Mademoiselle de Verneuil n’ajouta pas un mot à cette railleuse exclamation. Le jeune et beau chevalier du Vissard, impatient de se faire pardonner la plaisanterie qui avait donné le signal des injures à la Vivetière, s’avança vers elle en l’invitant respectueusement à danser, elle lui tendit la main et s’élança pour prendre place au quadrille où figurait madame du Gua. La mise de ces femmes dont les toilettes rappelaient les modes de la cour exilée, qui toutes avaient de la poudre ou les cheveux crêpés, sembla ridicule aussitôt qu’on put la comparer au costume à la fois élégant, riche et sévère que la mode autorisait mademoiselle de Verneuil à porter, qui fut proscrit à haute voix, mais envié in petto par les femmes. Les hommes ne se lassaient pas d’admirer la beauté d’une chevelure naturelle, et les détails d’un ajustement dont la grâce était toute dans celle des proportions qu’il révélait.

En ce moment le marquis et le comte rentrèrent dans la salle de bal et arrivèrent derrière mademoiselle de Verneuil qui ne se retourna pas. Si une glace, placée vis-à-vis d’elle, ne lui eût pas appris la présence du marquis, elle l’eût devinée par la contenance de madame du Gua qui cachait mal, sous un air indifférent en apparence, l’impatience avec laquelle elle attendait la lutte qui, tôt ou tard, devait se déclarer entre les deux amants.
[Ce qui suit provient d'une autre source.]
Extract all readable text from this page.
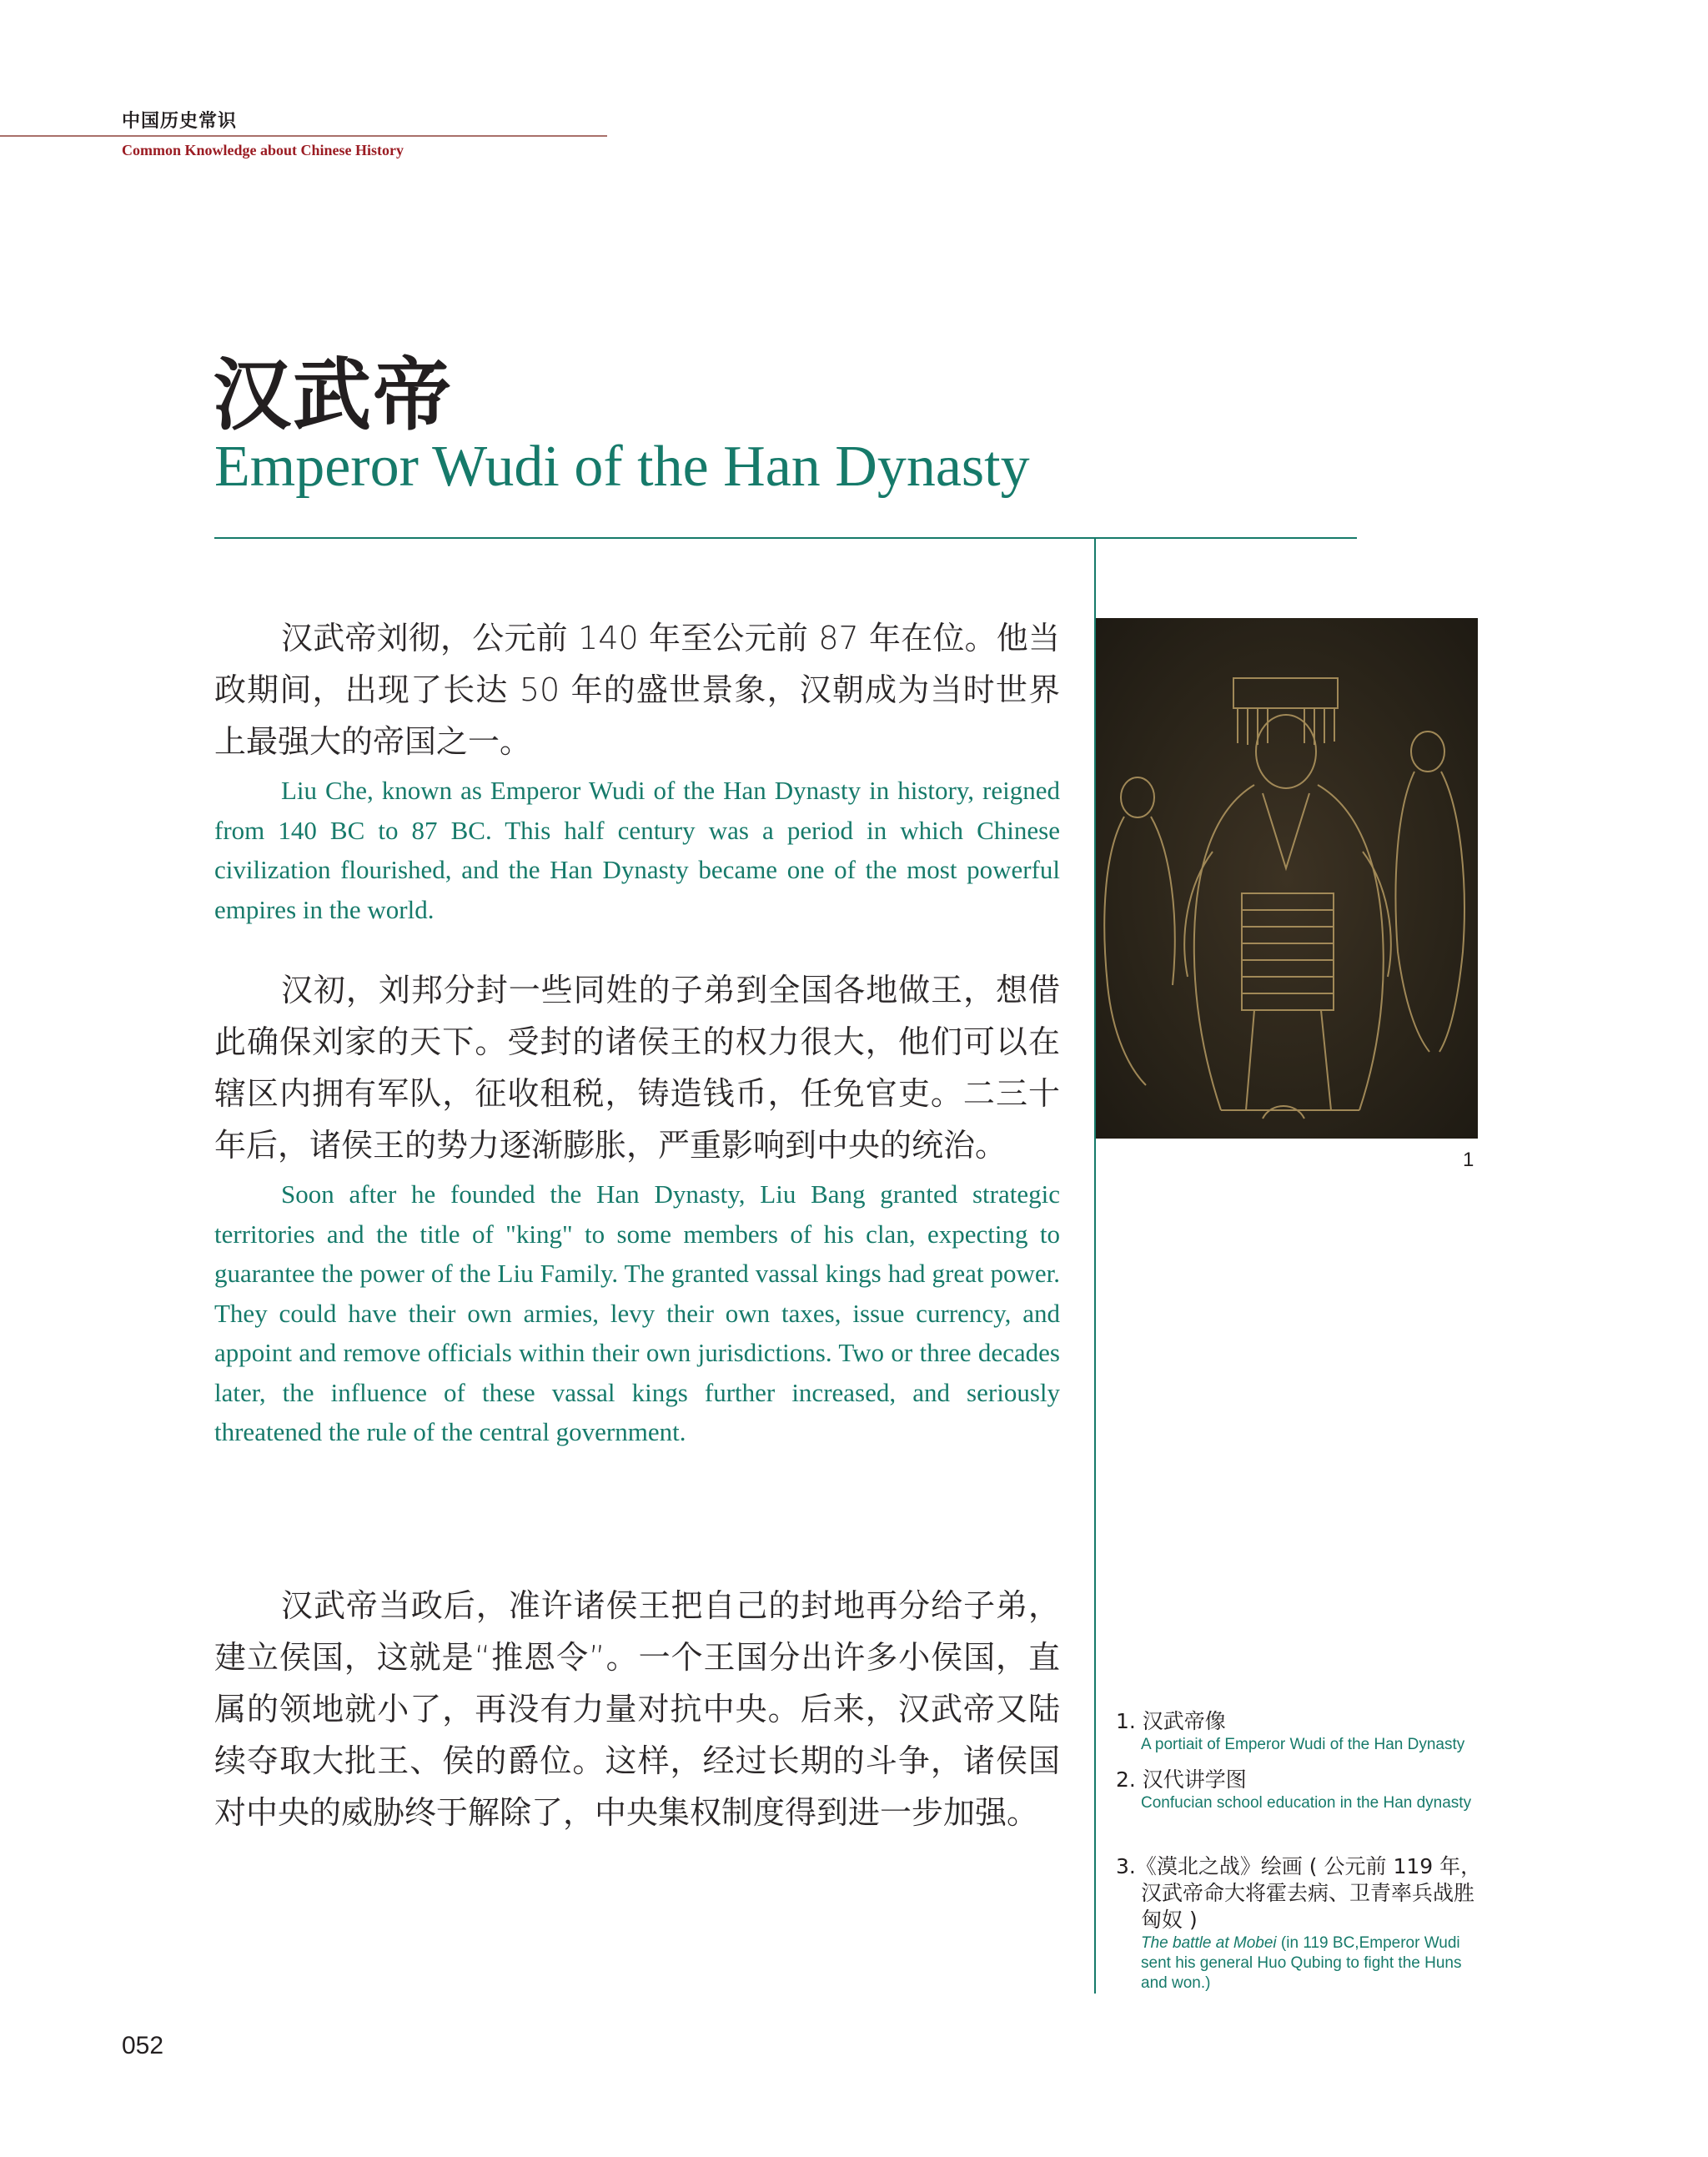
中国历史常识
Common Knowledge about Chinese History
汉武帝
Emperor Wudi of the Han Dynasty

汉武帝刘彻，公元前 140 年至公元前 87 年在位。他当政期间，出现了长达 50 年的盛世景象，汉朝成为当时世界上最强大的帝国之一。

Liu Che, known as Emperor Wudi of the Han Dynasty in history, reigned from 140 BC to 87 BC. This half century was a period in which Chinese civilization flourished, and the Han Dynasty became one of the most powerful empires in the world.

汉初，刘邦分封一些同姓的子弟到全国各地做王，想借此确保刘家的天下。受封的诸侯王的权力很大，他们可以在辖区内拥有军队，征收租税，铸造钱币，任免官吏。二三十年后，诸侯王的势力逐渐膨胀，严重影响到中央的统治。

Soon after he founded the Han Dynasty, Liu Bang granted strategic territories and the title of "king" to some members of his clan, expecting to guarantee the power of the Liu Family. The granted vassal kings had great power. They could have their own armies, levy their own taxes, issue currency, and appoint and remove officials within their own jurisdictions. Two or three decades later, the influence of these vassal kings further increased, and seriously threatened the rule of the central government.

汉武帝当政后，准许诸侯王把自己的封地再分给子弟，建立侯国，这就是“推恩令”。一个王国分出许多小侯国，直属的领地就小了，再没有力量对抗中央。后来，汉武帝又陆续夺取大批王、侯的爵位。这样，经过长期的斗争，诸侯国对中央的威胁终于解除了，中央集权制度得到进一步加强。

1
1. 汉武帝像
A portiait of Emperor Wudi of the Han Dynasty
2. 汉代讲学图
Confucian school education in the Han dynasty
3.《漠北之战》绘画 ( 公元前 119 年，汉武帝命大将霍去病、卫青率兵战胜匈奴 )
The battle at Mobei (in 119 BC,Emperor Wudi sent his general Huo Qubing to fight the Huns and won.)
052
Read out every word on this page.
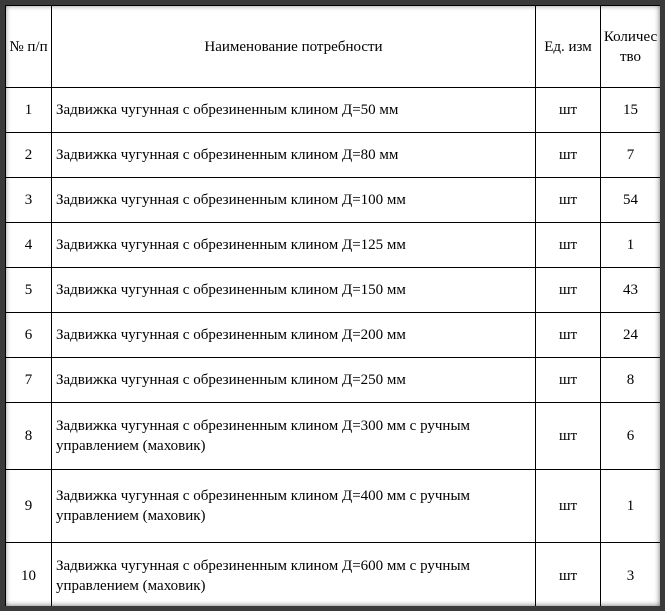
№ п/п	Наименование потребности	Ед. изм	Количество
1	Задвижка чугунная с обрезиненным клином Д=50 мм	шт	15
2	Задвижка чугунная с обрезиненным клином Д=80 мм	шт	7
3	Задвижка чугунная с обрезиненным клином Д=100 мм	шт	54
4	Задвижка чугунная с обрезиненным клином Д=125 мм	шт	1
5	Задвижка чугунная с обрезиненным клином Д=150 мм	шт	43
6	Задвижка чугунная с обрезиненным клином Д=200 мм	шт	24
7	Задвижка чугунная с обрезиненным клином Д=250 мм	шт	8
8	Задвижка чугунная с обрезиненным клином Д=300 мм с ручным управлением (маховик)	шт	6
9	Задвижка чугунная с обрезиненным клином Д=400 мм с ручным управлением (маховик)	шт	1
10	Задвижка чугунная с обрезиненным клином Д=600 мм с ручным управлением (маховик)	шт	3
Quoique le marquis s’entretînt avec le comte et deux autres personnes, il put néanmoins entendre les propos des cavaliers et des danseuses qui, selon les caprices de la contredanse, venaient occuper momentanément la place de mademoiselle de Verneuil et de ses voisins.

— Oh ! mon Dieu, oui, madame, elle est venue seule, disait l’un.

— Il faut être bien hardie, répondit la danseuse.

— Mais si j’étais habillée ainsi, je me croirais nue, dit une autre dame.

— Oh ! ce n’est pas un costume décent, répliquait le cavalier, mais elle est si belle, et il lui va si bien !

— Voyez, je suis honteuse pour elle de la perfection de sa danse. Ne trouvez-vous pas qu’elle a tout à fait l’air d’une fille d’Opéra ? répliqua la dame jalouse.

— Croyez-vous qu’elle vienne ici pour traiter au nom du premier Consul ? demandait une troisième dame.